Given|1+iz|=|1−iz| and Z=a+bi implies that b=0

Proof : |1+iz|=|1−iz|
=> |1+i(a+bi)|=|1−i(a+bi)| => √[(1-b)^2 +a^2] =√ [(1+b)^2 +a^2] since |z|=√(a^2 +b^2) => (1-b)^2 =(1+b)^2 => b=0

So, z = a

replacing z=a in th inequation |z−(13+15i)|<17 we get |a−(13+15i)|<17 or, |(a−13)+15i|<17 or, √[(a-13)^2 +(15)^2] < 17 or, [(a-13)^2 +(15)^2] < (17)^2 or, (a-13)^2 < 64 or -8 < a-13 < 8 or 5 < a < 21

So the maximum possible value for a in the range is 20 Therefore the largest possible value of a+b =20

Solution 1: We first prove that if $|1+iz| = |1-iz|$ , then $z$ must be real. To see this, note that if $z=a+bi$ then $|1+iz| = |1-b+ai| = \sqrt{(1-b)^2 + a^2}$ and $|1-iz| = |1+b-ai| = \sqrt{(1+b)^2 + a^2}$ . Thus, if $|1+iz| = |1-iz|$ then $b = 0$ .

Now assuming $z = a$ is real, the inequality $|z - (13+15i)| < 17$ becomes $\sqrt{ (a-13)^2 + 15^2 } < 17$ . Since $8^2 + 15^2 = 17^2$ , we get that $(a-13)^2 < 8^2$ . Since $a$ is an integer, $a$ must be less than or equal to $20$ .

Therefore, the largest possible value of $a+b$ is $20 + 0 =$ 20.

Solution 2: Divide both sides of $|1+ iz| = |1-iz|$ by $i$ to get $| z-i| = |z+ i |$ . So $z$ must lie on the perpendicular bisector of the line segment between $i$ and $-i$ , which is the real line. Hence finding the largest value of $a+b$ is equivalent to finding the largest value of $a$ .

The condition that $|z - (13+15i)| < 17$ means that the point also lies within the circle of radius 17. Since $17^2 - 15^2 = 8^2$ , it follows that the range of $a$ satisfies $13 - 8 < a < 13 + 8$ . Since $a$ is an integer, we have $a = 20$ is the maximum.

Approaching the problem geometrically, and thinking of $iz$ as a vector, the first condition tells us that the endpoint of this vector originating from (1,0) is the same distance from the original as the opposite vector, also originating from (1,0). If $iz$ has an x-component, one of the two vectors would end up closer to the origin, so it must have no x-component. This means that $(a+bi)*i = ai - b$ must have $b = 0$ , meaning $z=a$ is a real integer.

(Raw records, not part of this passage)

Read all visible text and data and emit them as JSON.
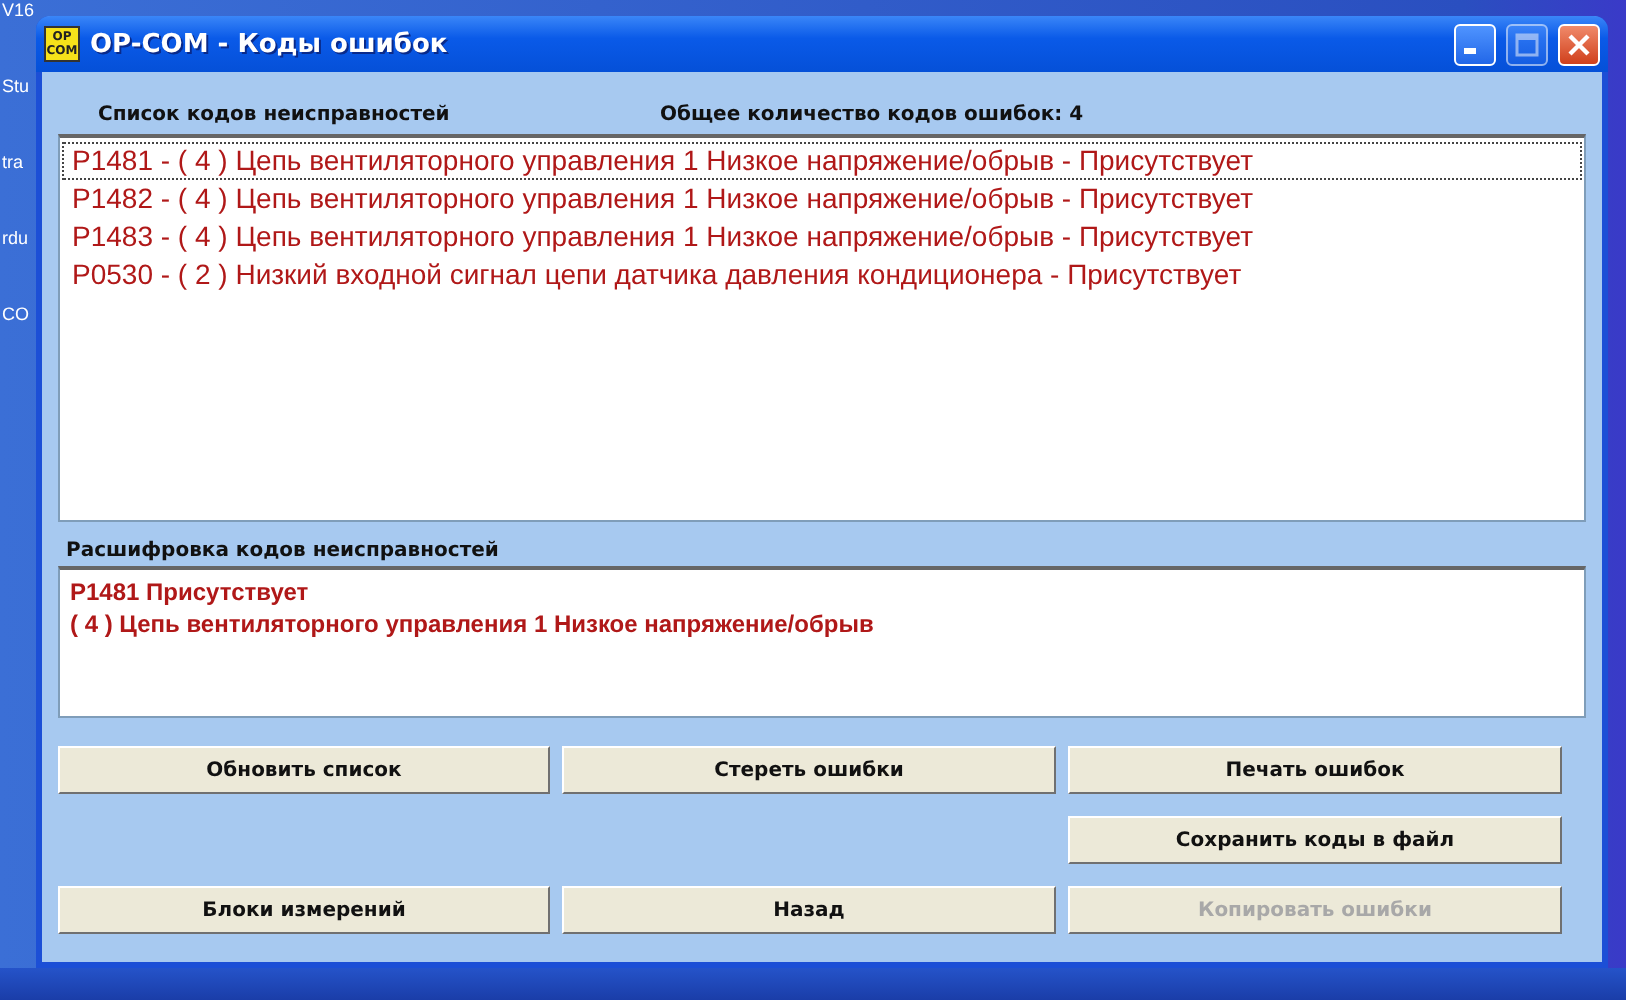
{
  "desktop": {
    "icon_labels": [
      "V16",
      "Stu",
      "tra",
      "rdu",
      "CO"
    ]
  },
  "window": {
    "title": "OP-COM - Коды ошибок",
    "app_icon_text": [
      "OP",
      "COM"
    ]
  },
  "fault_list": {
    "label": "Список кодов неисправностей",
    "total_label": "Общее количество кодов ошибок:",
    "total": "4",
    "items": [
      {
        "text": "P1481 - ( 4 )  Цепь вентиляторного управления 1 Низкое напряжение/обрыв  - Присутствует",
        "selected": true
      },
      {
        "text": "P1482 - ( 4 )  Цепь вентиляторного управления 1 Низкое напряжение/обрыв  - Присутствует",
        "selected": false
      },
      {
        "text": "P1483 - ( 4 )  Цепь вентиляторного управления 1 Низкое напряжение/обрыв  - Присутствует",
        "selected": false
      },
      {
        "text": "P0530 - ( 2 )  Низкий входной сигнал цепи датчика давления кондиционера  - Присутствует",
        "selected": false
      }
    ]
  },
  "decode": {
    "label": "Расшифровка кодов неисправностей",
    "lines": [
      "P1481  Присутствует",
      "( 4 )  Цепь вентиляторного управления 1 Низкое напряжение/обрыв"
    ]
  },
  "button_rows": [
    [
      {
        "label": "Обновить список",
        "disabled": false
      },
      {
        "label": "Стереть ошибки",
        "disabled": false
      },
      {
        "label": "Печать ошибок",
        "disabled": false
      }
    ],
    [
      {
        "label": "Сохранить коды в файл",
        "disabled": false
      }
    ],
    [
      {
        "label": "Блоки измерений",
        "disabled": false
      },
      {
        "label": "Назад",
        "disabled": false
      },
      {
        "label": "Копировать ошибки",
        "disabled": true
      }
    ]
  ]
}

From here, we solve the second condition algebraically, replacing $z$ with $a$ : If the magnitude of $a-(13+15i) < 17$ then $(a-13)^2 + 15^2 < 289$ , so $(a-13)^2 < 64$ . Thus, $a-13 < 8$ , or $a-13 < -8$ . The largest $a$ from this is 20, and 20+0 = 20.